Encore une belle découverte, d’un auteur américain né en 1956, qui n’en est pas à son premier ouvrage, mais dont je viens de croiser la route littéraire en ce début d’année 2017.
Dans ce roman de quelques trois cent pages, nous allons découvrir la trajectoire d’un couple américain, Hoa, d’origine asiatique, et Dale que nous allons suivre dans un périple au Mexique, sur les traces d’Ambrose Bierce (1). Lorsque nous faisons leur connaissance, ils sont déjà dans ce huis-clos qui va durer tout le livre, étrangers perdus dans un monde différent et le plus souvent isolés dans une voiture au long d’immenses traversées dans la chaleur de ce pays.

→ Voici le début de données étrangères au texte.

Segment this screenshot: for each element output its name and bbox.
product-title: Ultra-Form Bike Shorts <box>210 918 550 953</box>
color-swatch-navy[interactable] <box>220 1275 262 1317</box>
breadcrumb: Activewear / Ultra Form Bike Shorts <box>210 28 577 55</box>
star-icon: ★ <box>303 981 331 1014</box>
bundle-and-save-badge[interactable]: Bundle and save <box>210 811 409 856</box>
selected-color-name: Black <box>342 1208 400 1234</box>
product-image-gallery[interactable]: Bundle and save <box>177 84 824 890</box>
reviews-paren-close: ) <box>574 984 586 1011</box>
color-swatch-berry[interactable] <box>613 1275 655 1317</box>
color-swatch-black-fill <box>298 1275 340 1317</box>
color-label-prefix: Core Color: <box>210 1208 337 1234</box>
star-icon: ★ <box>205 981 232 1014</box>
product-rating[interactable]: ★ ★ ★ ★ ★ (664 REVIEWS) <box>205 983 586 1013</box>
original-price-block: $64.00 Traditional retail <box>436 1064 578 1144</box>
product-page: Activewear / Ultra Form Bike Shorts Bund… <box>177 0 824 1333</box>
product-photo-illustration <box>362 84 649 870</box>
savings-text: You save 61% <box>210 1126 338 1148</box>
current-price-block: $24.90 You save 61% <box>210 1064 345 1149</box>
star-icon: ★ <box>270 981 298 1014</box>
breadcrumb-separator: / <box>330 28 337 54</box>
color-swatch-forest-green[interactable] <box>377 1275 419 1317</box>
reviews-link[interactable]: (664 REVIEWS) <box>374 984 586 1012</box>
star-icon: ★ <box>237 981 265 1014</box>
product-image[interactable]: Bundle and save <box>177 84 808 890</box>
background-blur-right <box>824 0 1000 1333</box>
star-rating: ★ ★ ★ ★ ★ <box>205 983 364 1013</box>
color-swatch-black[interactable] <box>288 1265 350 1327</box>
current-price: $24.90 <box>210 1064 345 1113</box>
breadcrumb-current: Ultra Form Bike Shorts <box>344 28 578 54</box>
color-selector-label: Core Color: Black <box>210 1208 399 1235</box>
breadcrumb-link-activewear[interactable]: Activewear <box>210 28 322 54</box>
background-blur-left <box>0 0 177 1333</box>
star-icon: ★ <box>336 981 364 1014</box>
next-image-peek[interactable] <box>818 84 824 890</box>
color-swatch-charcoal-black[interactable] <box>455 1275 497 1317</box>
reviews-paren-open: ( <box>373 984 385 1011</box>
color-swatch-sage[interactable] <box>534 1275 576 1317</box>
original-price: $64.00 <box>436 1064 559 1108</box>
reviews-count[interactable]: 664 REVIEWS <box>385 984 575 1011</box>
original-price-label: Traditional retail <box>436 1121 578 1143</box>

Certains (2) pourraient objecter qu’il ne se passe pas grand chose dans ce roman. Effectivement, si nous comparons à ce que nous appelons actuellement « se passer quelque chose », ici pas de péripétie extravagante, d’enlèvement, de rupture, de guerre déclarée, de mission à remplir. Mais quelque chose de bien plus profond, de l’ordre de l’aventure intérieure, celle qui compte le plus d’après moi. Au cours de ce voyage en forme d’errance, comme un périple de la dernière chance, peut-être, l’auteur va dresser la situation du couple avec un brio incroyable quand il introduit des éléments antérieurs au présent de l’histoire, qui viennent s’enrouler avec délicatesse à la trame principale comme pour lui donner du corps. Nous allons apprendre bien des choses, jusqu’à l’intime, sur cette relation banale dont l’écrivain excelle à rendre la magie de l’indicible. Deux personnalités a priori dissemblables dont nous voyons les différentes accroches qui les soudent entre eux, ainsi que les points de friction. Le fait que l’homme porte le récit renforce sûrement encore cette part de mystère, autour de l’autre si familier et pourtant si irréductible. Le couple s’est imposé aux deux comme une évidence, dont le protagoniste masculin ne cesse de scruter l’envers et l’interne comme pour mieux le comprendre.
Tout cela aurait ses limites, si l’auteur ne laissait planer sur ce qu’il nous conte deux ombres, l’une intérieure au cercle privé de Hoa et Dale, leur fils Declan, dont nous comprenons qu’il a disparu corps et âme de leur vue (mort ? fuite ? autre tragédie ? je ne vous dirai pas). Et l’autre, extérieure, en forme de petits chapitres insérés selon un rythme erratique, qui commence par un règlement de comptes violent (vraiment violent, je vous préviens) et se poursuit par des flashs sur un personnage à peine décrit, dont nous sentons toute les possibilités funestes qu’il véhicule. Tout cela crée un contexte dramatique au roman, comme une tonalité sourde et presque angoissante qui s’immiscerait entre les pages, faisant d’autant plus ressortir l’aventure du couple ; la scène de la fin, magnifique et brutale, n’en prend que plus d’ampleur.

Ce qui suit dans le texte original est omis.